An accurate description of the crystals' complex three-dimensional shapes requires that they be examined from a variety of perspectives. Discriminating between their flat facets and tapered edges is a particular challenge - when viewed in profile, the two are indistinguishable straight edges. Only by tilting each crystal at dozens of angles can scientists unequivocally identify their three-dimensional shapes, says Buseck.
At the time of the NASA group's study, the tilting experiments could be done only by hand, with great technical difficulty. "It's a lot of work and it's not very precise," says McCartney. The NASA group used this approach to create images of the magnetite crystals from both the meteorite and from one strain of bacteria.
Since then, scientists studying the three-dimensional shapes of crystals have upgraded TEM technology and merged it with computer technology. "The microscope stages and beam shifts and focuses have come under computer control, which makes the experiments much more doable" and more precise, says McCartney.
Only two laboratories, Buseck and McCartney's and that of their co-authors in Cambridge, have applied the new technology to study magnetite crystal shapes. Using these new developments, they have reexamined the evidence described in the NASA team's study.

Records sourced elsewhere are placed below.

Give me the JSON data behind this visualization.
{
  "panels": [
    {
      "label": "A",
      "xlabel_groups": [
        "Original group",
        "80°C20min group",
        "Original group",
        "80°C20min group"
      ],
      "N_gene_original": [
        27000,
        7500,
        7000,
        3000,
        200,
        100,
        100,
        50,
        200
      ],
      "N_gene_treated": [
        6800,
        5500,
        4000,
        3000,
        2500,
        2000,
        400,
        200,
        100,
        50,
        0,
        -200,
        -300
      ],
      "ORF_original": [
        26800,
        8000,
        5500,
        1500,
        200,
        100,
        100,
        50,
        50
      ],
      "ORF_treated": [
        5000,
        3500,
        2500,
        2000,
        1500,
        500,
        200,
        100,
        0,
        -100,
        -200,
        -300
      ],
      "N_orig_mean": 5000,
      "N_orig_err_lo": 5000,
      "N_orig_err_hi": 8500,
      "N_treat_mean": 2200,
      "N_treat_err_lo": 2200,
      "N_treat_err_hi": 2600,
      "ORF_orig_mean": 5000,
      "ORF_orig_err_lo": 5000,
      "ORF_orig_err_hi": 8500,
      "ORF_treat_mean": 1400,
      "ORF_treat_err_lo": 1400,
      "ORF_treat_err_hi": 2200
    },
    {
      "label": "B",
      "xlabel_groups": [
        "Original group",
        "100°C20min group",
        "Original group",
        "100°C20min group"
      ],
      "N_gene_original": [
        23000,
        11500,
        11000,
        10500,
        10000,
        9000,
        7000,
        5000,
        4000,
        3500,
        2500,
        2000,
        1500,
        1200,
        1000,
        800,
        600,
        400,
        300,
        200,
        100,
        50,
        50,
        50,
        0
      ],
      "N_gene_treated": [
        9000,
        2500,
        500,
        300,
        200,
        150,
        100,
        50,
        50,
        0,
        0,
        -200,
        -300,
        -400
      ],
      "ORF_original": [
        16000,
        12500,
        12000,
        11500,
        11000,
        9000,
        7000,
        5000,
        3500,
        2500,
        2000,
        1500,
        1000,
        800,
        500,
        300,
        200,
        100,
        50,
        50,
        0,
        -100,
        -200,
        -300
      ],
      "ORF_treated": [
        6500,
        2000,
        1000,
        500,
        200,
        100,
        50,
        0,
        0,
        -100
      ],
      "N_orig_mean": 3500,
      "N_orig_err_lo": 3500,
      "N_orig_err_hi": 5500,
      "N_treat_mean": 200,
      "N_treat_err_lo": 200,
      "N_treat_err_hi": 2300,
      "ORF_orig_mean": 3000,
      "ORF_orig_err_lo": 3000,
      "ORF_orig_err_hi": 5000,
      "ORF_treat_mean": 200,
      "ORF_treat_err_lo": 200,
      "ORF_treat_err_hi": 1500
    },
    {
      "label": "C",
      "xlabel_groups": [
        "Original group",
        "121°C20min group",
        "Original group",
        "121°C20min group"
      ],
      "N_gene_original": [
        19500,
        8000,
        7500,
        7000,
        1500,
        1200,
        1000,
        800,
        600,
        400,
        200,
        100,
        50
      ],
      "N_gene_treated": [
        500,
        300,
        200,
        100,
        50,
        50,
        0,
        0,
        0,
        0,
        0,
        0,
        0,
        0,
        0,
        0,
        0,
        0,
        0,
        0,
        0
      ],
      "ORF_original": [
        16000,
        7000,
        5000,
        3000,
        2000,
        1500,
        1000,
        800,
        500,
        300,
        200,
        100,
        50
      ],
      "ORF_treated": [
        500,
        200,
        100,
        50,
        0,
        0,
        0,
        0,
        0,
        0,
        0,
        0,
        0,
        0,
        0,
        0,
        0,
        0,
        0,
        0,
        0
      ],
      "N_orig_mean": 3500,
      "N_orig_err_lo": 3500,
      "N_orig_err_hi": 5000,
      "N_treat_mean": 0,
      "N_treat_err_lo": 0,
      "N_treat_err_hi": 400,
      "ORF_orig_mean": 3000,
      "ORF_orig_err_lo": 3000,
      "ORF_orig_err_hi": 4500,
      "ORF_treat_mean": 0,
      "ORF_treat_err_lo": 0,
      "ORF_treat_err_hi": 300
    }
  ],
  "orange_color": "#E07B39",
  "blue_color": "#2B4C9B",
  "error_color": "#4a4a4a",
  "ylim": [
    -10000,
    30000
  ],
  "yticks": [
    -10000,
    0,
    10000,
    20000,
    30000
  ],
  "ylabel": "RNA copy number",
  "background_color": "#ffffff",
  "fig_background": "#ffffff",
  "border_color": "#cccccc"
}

"The shape [the NASA group] came up with disagreed with what we thought the shape was," says McCartney. This difference calls into question whether the shapes of the meteoritic crystals are accurately known and whether the claim of an exact match - the only remaining evidence for bacterial life on the meteorite - is accurate.

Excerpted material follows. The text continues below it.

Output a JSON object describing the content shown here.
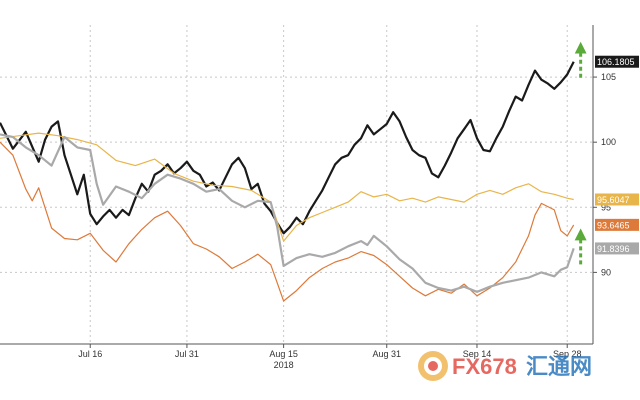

Buseck's team also criticizes several other underpinnings of the Martian life claim. The NASA group selected only 27 percent of all the magnetite crystals present in the Martian meteorite for comparison with bacterial crystals. The Buseck group implicitly questions both the objectivity of their selection and the effect of such a limited comparison on their conclusions.
Further, Buseck and McCartney's team demonstrates that the shapes of bacterial magnetite grains vary more than scientists had previously thought. The shapes and sizes differ among bacterial strains and even within individual bacteria. That expanded variety makes it more likely that bacterial and meteoritic magnetite grains could appear to match by simple chance.
Lacking sufficiently precise data and resting on a restricted analysis, the NASA team's claims must be considered best guesses, Buseck and his co-authors argue.
However, they have not eliminated the possibility that the Martian crystals could have a biological origin. With more advanced technology now at their disposal, Buseck and his collaborators plan more conclusive studies of the magnetite crystals from both the meteorite and several strains of terrestrial bacteria.
"We will look at them in far greater detail than others have been able to do before," says Buseck.
Buseck and McCartney's co-authors on the paper are Rafal Dunin-Borkowski, Paul Midgley, Matthew Weyland (all of Cambridge University, England), Bertrand Devouard (of Blaise Pascal University, France), Richard Frankel (of California Polytechnic State University), and Mihály Pósfai (of the University of Veszprém, Hungary).